May 09, 2014 15:46 IST

Poster of MastramDirector Akhilesh Jaiswal, who wrote Gangs of Wasseypur, seems unable to make up his mind as to how to firmly hold the narrative in his directorial debut Mastram, writes Prasanna Zore.

Set in Himachal Pradesh in the 1980s, Mastram revolves around the life of a novelist who craves for respect through his clean writing bereft of which he starts peddling porn to earn his living.

The film directed by Akhilesh Jaiswal is about the transformation of a simpleton who gives in to the pressure of being successful, overwhelmed by his own humiliation and the cruel market reality that, simply put, reads demand and supply.

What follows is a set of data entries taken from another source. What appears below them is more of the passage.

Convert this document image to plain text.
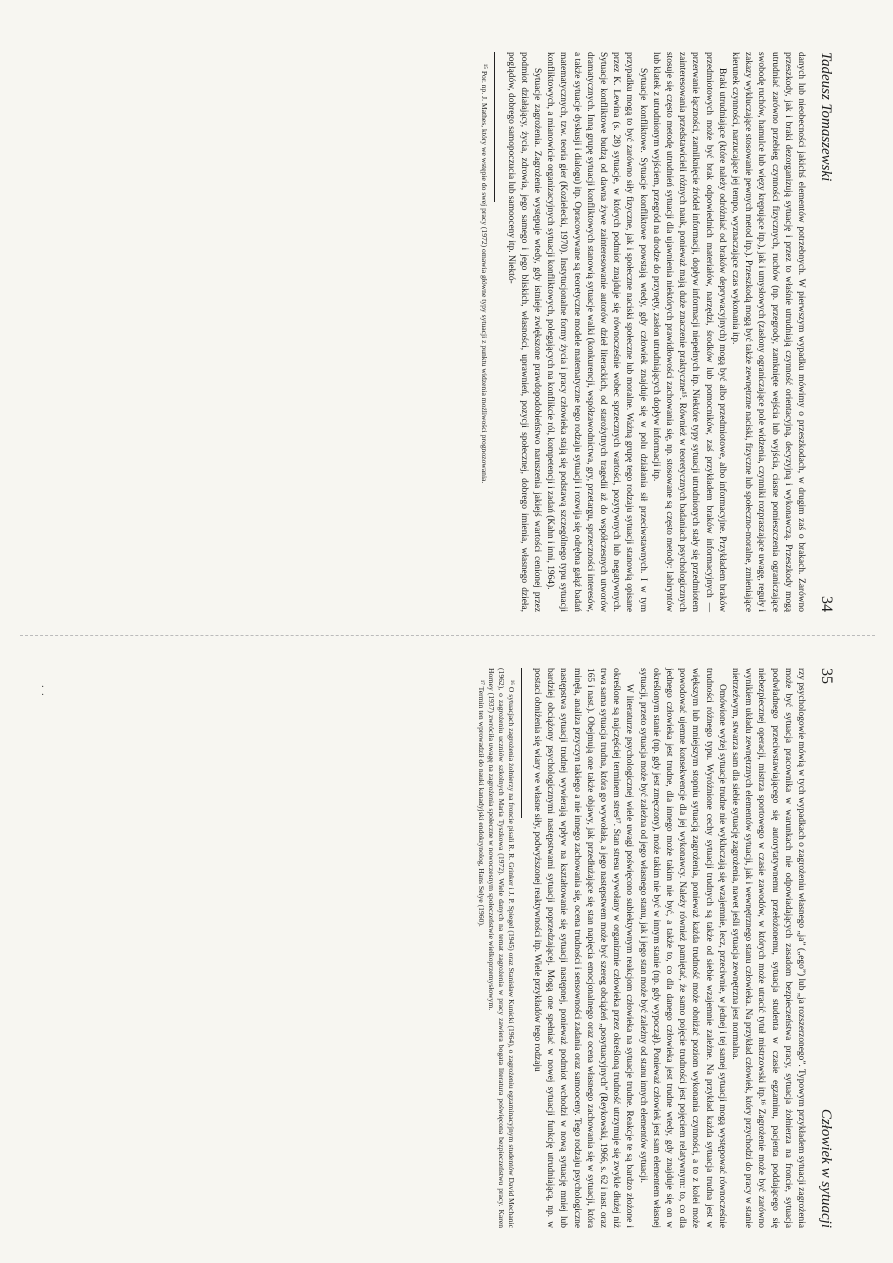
Tadeusz Tomaszewski
34

danych lub nieobecności jakichś elementów potrzebnych. W pierwszym wypadku mówimy o przeszkodach, w drugim zaś o brakach. Zarówno przeszkody, jak i braki dezorganizują sytuację i przez to właśnie utrudniają czynność orientacyjną, decyzyjną i wykonawczą. Przeszkody mogą utrudniać zarówno przebieg czynności fizycznych, ruchów (np. przegrody, zamknięte wejścia lub wyjścia, ciasne pomieszczenia ograniczające swobodę ruchów, hamulce lub więzy krępujące itp.), jak i umysłowych (zasłony ograniczające pole widzenia, czynniki rozpraszające uwagę, reguły i zakazy wykluczające stosowanie pewnych metod itp.). Przeszkodą mogą być także zewnętrzne naciski, fizyczne lub społeczno-moralne, zmieniające kierunek czynności, narzucające jej tempo, wyznaczające czas wykonania itp.

Braki utrudniające (które należy odróżniać od braków deprywacyjnych) mogą być albo przedmiotowe, albo informacyjne. Przykładem braków przedmiotowych może być brak odpowiednich materiałów, narzędzi, środków lub pomocników, zaś przykładem braków informacyjnych — przerwanie łączności, zamilknięcie źródeł informacji, dopływ informacji niepełnych itp. Niektóre typy sytuacji utrudnionych stały się przedmiotem zainteresowania przedstawicieli różnych nauk, ponieważ mają duże znaczenie praktyczne¹⁵. Również w teoretycznych badaniach psychologicznych stosuje się często metodę utrudnień sytuacji dla ujawnienia niektórych prawidłowości zachowania się, np. stosowane są często metody: labiryntów lub klatek z utrudnionym wyjściem, przegród na drodze do przynęty, zasłon utrudniających dopływ informacji itp.

Sytuacje konfliktowe. Sytuacje konfliktowe powstają wtedy, gdy człowiek znajduje się w polu działania sił przeciwstawnych. I w tym przypadku mogą to być zarówno siły fizyczne, jak i społeczne naciski społeczne lub moralne. Ważną grupę tego rodzaju sytuacji stanowią opisane przez K. Lewina (s. 28) sytuacje, w których podmiot znajduje się równocześnie wobec sprzecznych wartości, pozytywnych lub negatywnych. Sytuacje konfliktowe budzą od dawna żywe zainteresowanie autorów dzieł literackich, od starożytnych tragedii aż do współczesnych utworów dramatycznych. Inną grupę sytuacji konfliktowych stanowią sytuacje walki (konkurencji, współzawodnictwa, gry, przetargu, sprzeczności interesów, a także sytuacje dyskusji i dialogu) itp. Opracowywane są teoretyczne modele matematyczne tego rodzaju sytuacji i rozwija się odrębna gałąź badań matematycznych, tzw. teoria gier (Kozielecki, 1970). Instytucjonalne formy życia i pracy człowieka stają się podstawą szczególnego typu sytuacji konfliktowych, a mianowicie organizacyjnych sytuacji konfliktowych, polegających na konflikcie ról, kompetencji i zadań (Kahn i inni, 1964).

Sytuacje zagrożenia. Zagrożenie występuje wtedy, gdy istnieje zwiększone prawdopodobieństwo naruszenia jakiejś wartości cenionej przez podmiot działający, życia, zdrowia, jego samego i jego bliskich, własności, uprawnień, pozycji społecznej, dobrego imienia, własnego dzieła, poglądów, dobrego samopoczucia lub samooceny itp. Niektó-

¹⁵ Por. np. J. Mathes, który we wstępie do swej pracy (1972) omawia główne typy sytuacji z punktu widzenia możliwości prognozowania.

·
·
35
Człowiek w sytuacji

rzy psychologowie mówią w tych wypadkach o zagrożeniu własnego „ja” („ego”) lub „ja rozszerzonego”. Typowym przykładem sytuacji zagrożenia może być sytuacja pracownika w warunkach nie odpowiadających zasadom bezpieczeństwa pracy, sytuacja żołnierza na froncie, sytuacja podwładnego przeciwstawiającego się autorytatywnemu przełożonemu, sytuacja studenta w czasie egzaminu, pacjenta poddającego się niebezpiecznej operacji, mistrza sportowego w czasie zawodów, w których może utracić tytuł mistrzowski itp.¹⁶ Zagrożenie może być zarówno wynikiem układu zewnętrznych elementów sytuacji, jak i wewnętrznego stanu człowieka. Na przykład człowiek, który przychodzi do pracy w stanie nietrzeźwym, stwarza sam dla siebie sytuację zagrożenia, nawet jeśli sytuacja zewnętrzna jest normalna.

Omówione wyżej sytuacje trudne nie wykluczają się wzajemnie, lecz, przeciwnie, w jednej i tej samej sytuacji mogą występować równocześnie trudności różnego typu. Wyróżnione cechy sytuacji trudnych są także od siebie wzajemnie zależne. Na przykład każda sytuacja trudna jest w większym lub mniejszym stopniu sytuacją zagrożenia, ponieważ każda trudność może obniżać poziom wykonania czynności, a to z kolei może powodować ujemne konsekwencje dla jej wykonawcy. Należy również pamiętać, że samo pojęcie trudności jest pojęciem relatywnym: to, co dla jednego człowieka jest trudne, dla innego może takim nie być, a także to, co dla danego człowieka jest trudne wtedy, gdy znajduje się on w określonym stanie (np. gdy jest zmęczony), może takim nie być w innym stanie (np. gdy wypoczął). Ponieważ człowiek jest sam elementem własnej sytuacji, przeto sytuacja może być zależna od jego własnego stanu, jak i jego stan może być zależny od stanu innych elementów sytuacji.

W literaturze psychologicznej wiele uwagi poświęcono subiektywnym reakcjom człowieka na sytuacje trudne. Reakcje te są bardzo złożone i określone są najczęściej terminem stres¹⁷. Stan stresu wywołany w organizmie człowieka przez określoną trudność utrzymuje się zwykle dłużej niż trwa sama sytuacja trudna, która go wywołała, a jego następstwem może być szereg obciążeń „posytuacyjnych” (Reykowski, 1966, s. 62 i nast. oraz 165 i nast.). Obejmują one także objawy, jak przedłużające się stan napięcia emocjonalnego oraz ocena własnego zachowania się w sytuacji, która minęła, analiza przyczyn takiego a nie innego zachowania się, ocena trudności i sensowności zadania oraz samooceny. Tego rodzaju psychologiczne następstwa sytuacji trudnej wywierają wpływ na kształtowanie się sytuacji następnej, ponieważ podmiot wchodzi w nową sytuację mniej lub bardziej obciążony psychologicznymi następstwami sytuacji poprzedzającej. Mogą one spełniać w nowej sytuacji funkcję utrudniającą, np. w postaci obniżenia się wiary we własne siły, podwyższonej reaktywności itp. Wiele przykładów tego rodzaju

¹⁶ O sytuacjach zagrożenia żołnierzy na froncie pisali R. R. Grinker i J. P. Spiegel (1945) oraz Stanisław Kunicki (1964), o zagrożeniu egzaminacyjnym studentów David Mechanic (1962), o zagrożeniu uczniów szkolnych Maria Tyszkowa (1972). Wiele danych na temat zagrożenia w pracy zawiera bogata literatura poświęcona bezpieczeństwu pracy. Karen Horney (1937) zwróciła uwagę na zagrożenia społeczne w nowoczesnym społeczeństwie wielkoprzemysłowym.

¹⁷ Termin ten wprowadził do nauki kanadyjski endokrynolog, Hans Selye (1960).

The market demands 'masala', not Rajaram's Man Ki Vilochana, a moving story of a woman in love, which Rajaram, the author, has written painstakingly but doesn't match up to what the publisher wants.

The film then is about how Rajaram, a shy, reticent, married man, becomes Mastram -- an alias for the former -- the confident, business-minded writer and purveyor of porn.

To Mastram, writing pornographic scenes for his novellas comes as easily as writing the emotional scenes of Man Ki Vilochana to Rajaram.

Played by Rahul Bagga (of the Powder show on TV), the film just about delves into the circumstances that forces Rajaram to take an alias.

As Mastram's erotica tops bestsellers' lists, Rajaram's conscience shows no signs of discomfiture given his dream of establishing himself as a great literary writer.

There is no conflict between the clean and the not-so-clean. Both live in perfect harmony.

Where the film scores is in giving face and voice to those anonymous erotica/porn (take your pick) writers -- the film is a biographical sketch of a fictitious character Mastram -- whose services most teenaged boys have savoured when consumed with desire during an era when there was no Internet.

The 98-minute film moves at a languid pace for the first 30 minutes.

Then Rajaram becomes Mastram and brings in the much-needed sexual energy into the proceedings, which sadly is the only selling point of the film.

Bagga, as both Rajaram and Mastram, is a mixed bag of emotions.

In some scenes he succeeds in bringing about the nuances of a novelist who writes porn to earn money. In others, he looks lost and unconvincing.

Director Jaiswal, who wrote Gangs of Wasseypur, seems unable to make up his mind as to how to firmly hold the narrative.

The result then is a film that fails to make you feel good.